Als Psychiater und Psychotherapeut arbeiten Sie mit Menschen in Krisensituationen. Gibt es Standard-Fragen, mit denen Sie Ihre Gespräche beginnen?

Es gibt schon ein gewisses Schema zur Erfassung von krankhaften Ausnahmezuständen, aber dabei handelt es sich um ein einfaches Fragespiel mit Fragen wie „Welches Datum haben wir heute?“ oder „Wie viel ist 2 Mal 2?“ Sonst sind die Fragen immer anders. Das Wichtigste ist aber, wie man den Menschen begegnet. Die Haltung „Ich bin der Fachmann und ich weiß alles“ bringt einen nicht weiter, denn die Menschen wissen über sich selbst viel besser Bescheid als jemand anderer. Verbrecherische Menschen sind oft auch große Psychologen. Wenn die spüren, da ist jemand, der mir etwas vorgeben will oder der mir sagt, wo’s langgeht, dann ist man auf verlorenem Boden. Deshalb ist es wichtig, die Begegnung auf Augenhöhe stattfinden zu lassen. Außerdem muss man als Therapeut darauf achten, sich nicht in die Entrücktheit hineinziehen zu lassen und an der Realität verhaftet zu bleiben. Der Therapeut ist die Brücke zum Normalen, zum Nicht-Ausnahmezustand. Als Anker zum „normalen“ Ausgangszustand kann er so eine gewisse Sicherheit und Deeskalation schaffen.

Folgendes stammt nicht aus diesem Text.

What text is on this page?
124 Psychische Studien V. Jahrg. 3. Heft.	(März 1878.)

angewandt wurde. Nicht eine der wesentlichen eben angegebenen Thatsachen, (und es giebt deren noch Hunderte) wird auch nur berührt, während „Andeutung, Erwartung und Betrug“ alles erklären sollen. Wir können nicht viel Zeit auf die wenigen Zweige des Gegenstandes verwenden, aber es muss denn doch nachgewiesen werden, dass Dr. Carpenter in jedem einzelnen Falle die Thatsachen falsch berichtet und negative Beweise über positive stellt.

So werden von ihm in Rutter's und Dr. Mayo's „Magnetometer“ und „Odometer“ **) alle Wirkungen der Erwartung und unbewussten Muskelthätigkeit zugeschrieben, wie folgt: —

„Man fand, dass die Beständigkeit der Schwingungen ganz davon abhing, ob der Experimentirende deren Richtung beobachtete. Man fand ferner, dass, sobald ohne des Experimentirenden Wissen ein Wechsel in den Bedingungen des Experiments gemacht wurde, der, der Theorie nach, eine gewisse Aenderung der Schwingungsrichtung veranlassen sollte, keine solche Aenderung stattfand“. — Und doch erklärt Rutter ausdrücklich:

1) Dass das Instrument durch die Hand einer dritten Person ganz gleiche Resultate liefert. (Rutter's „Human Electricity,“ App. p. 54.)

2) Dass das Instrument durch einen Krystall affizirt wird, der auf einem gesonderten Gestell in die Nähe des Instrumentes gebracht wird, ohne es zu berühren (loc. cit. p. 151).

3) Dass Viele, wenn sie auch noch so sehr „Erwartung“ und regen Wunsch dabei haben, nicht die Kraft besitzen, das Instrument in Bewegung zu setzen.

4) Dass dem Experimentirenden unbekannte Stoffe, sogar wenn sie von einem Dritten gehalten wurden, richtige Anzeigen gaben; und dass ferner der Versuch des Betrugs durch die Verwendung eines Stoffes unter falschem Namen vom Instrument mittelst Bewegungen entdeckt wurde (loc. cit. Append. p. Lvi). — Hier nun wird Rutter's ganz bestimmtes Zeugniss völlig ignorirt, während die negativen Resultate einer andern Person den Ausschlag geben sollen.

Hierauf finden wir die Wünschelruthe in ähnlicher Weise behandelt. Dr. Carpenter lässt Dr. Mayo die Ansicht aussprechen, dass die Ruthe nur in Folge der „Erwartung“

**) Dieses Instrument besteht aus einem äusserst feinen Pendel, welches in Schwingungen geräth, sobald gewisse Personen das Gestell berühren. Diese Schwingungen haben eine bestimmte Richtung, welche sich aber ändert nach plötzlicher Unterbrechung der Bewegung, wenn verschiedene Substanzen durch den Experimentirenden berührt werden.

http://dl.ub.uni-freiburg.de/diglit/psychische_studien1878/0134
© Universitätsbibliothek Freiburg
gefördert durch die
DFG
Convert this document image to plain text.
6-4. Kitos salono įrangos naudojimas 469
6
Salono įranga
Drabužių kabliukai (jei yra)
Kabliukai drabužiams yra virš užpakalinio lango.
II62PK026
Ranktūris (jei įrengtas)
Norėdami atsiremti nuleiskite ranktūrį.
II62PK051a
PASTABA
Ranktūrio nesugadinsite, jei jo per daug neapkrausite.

Beim FAQ Bregenzerwald ging es unter anderem um das Thema Scheitern. Wie gelingt es Menschen, mit denen Sie in Ihrer Arbeit zu tun haben, nach einer Krise wieder neu zu beginnen?

Der entscheidende Punkt ist die Einstellung. Krise kommt vom griechischen Wort Crisis, was so viel wie Weggabelung bedeutet. Es geht also nicht so weiter wie bisher, sondern in die eine oder andere Richtung. Wenn ich nur das Schlimme sehe, wird der Neustart schwierig werden.

Für die meisten ist der Neustart nicht möglich, weil sie immer wieder an früheren Wunden hängen bleiben.

Gelingt es mir hingegen, eine positive Einstellung einzunehmen und zu sehen, dass sich in der Krise auch neue Türen öffnen, dann ist das ein guter Anfang. Außerdem glaube ich, dass es sehr wichtig ist, sich mit der Vergangenheit zu versöhnen. Für die meisten ist der Neustart nicht möglich, weil sie immer wieder an früheren Wunden hängen bleiben. Natürlich ist es wichtig, Vergangenes in der Therapie aufzuarbeiten, aber das muss auch irgendwann ein Ende finden.

 

Wie viel Vergangenheitsbewältigung ist nötig für den Neustart?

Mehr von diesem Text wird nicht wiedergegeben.